Dark Liquidity vs. Overall US Equities Volume
Source: Celent, a member of the Oliver Wyman Group
"Even long only traders are now using low latency smart order routing from the brokers," points out Theakston, "but once these algos were the high tech property of a few specialists. It's all part of a continuum. MiFID fragmented the market, high frequency trading puts it back together again. High frequency techniques will eventually be commoditised as well, and the leading edge moves on. Fees are down, competition up. Technology has been good for the institutional investor."
Tan at Knight insists that high frequency flow in fact provides a bridge between other types of trading activity. He warns that regulation could lead to unexpected consequences. "The short selling ban in financial stocks instituted by regulators in the fall of 2008 forced high frequency traders and electronic market makers out of the market in these names," says Tan. "This in turn, caused spreads to widen and liquidity to plummet, but only in stocks affected by the ban.

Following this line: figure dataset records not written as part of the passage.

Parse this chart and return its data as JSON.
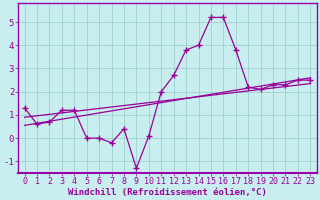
{
  "xlabel": "Windchill (Refroidissement éolien,°C)",
  "bg_color": "#c8eef0",
  "line_color": "#990099",
  "grid_color": "#9dcfcf",
  "xlim": [
    -0.5,
    23.5
  ],
  "ylim": [
    -1.5,
    5.8
  ],
  "yticks": [
    -1,
    0,
    1,
    2,
    3,
    4,
    5
  ],
  "xticks": [
    0,
    1,
    2,
    3,
    4,
    5,
    6,
    7,
    8,
    9,
    10,
    11,
    12,
    13,
    14,
    15,
    16,
    17,
    18,
    19,
    20,
    21,
    22,
    23
  ],
  "series1_x": [
    0,
    1,
    2,
    3,
    4,
    5,
    6,
    7,
    8,
    9,
    10,
    11,
    12,
    13,
    14,
    15,
    16,
    17,
    18,
    19,
    20,
    21,
    22,
    23
  ],
  "series1_y": [
    1.3,
    0.6,
    0.7,
    1.2,
    1.2,
    0.0,
    0.0,
    -0.2,
    0.4,
    -1.3,
    0.1,
    2.0,
    2.7,
    3.8,
    4.0,
    5.2,
    5.2,
    3.8,
    2.2,
    2.1,
    2.3,
    2.3,
    2.5,
    2.5
  ],
  "series2_x": [
    0,
    23
  ],
  "series2_y": [
    0.55,
    2.6
  ],
  "series3_x": [
    0,
    23
  ],
  "series3_y": [
    0.9,
    2.35
  ],
  "marker": "+",
  "markersize": 5,
  "linewidth": 0.9,
  "xlabel_fontsize": 6.5,
  "tick_fontsize": 6.0,
  "xlabel_fontfamily": "monospace",
  "border_color": "#9900aa"
}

While inadvertent, the regulators in fact created a real life experiment of what a market looks like without high frequency trading, and it is not a market that any type of investor should hope or expect to see again. We hope we don't see the same mistake again with the institution of excessive restrictions on high frequency trading activity."
Clearly, with the world economic outlook still uncertain, the stakes have never been higher.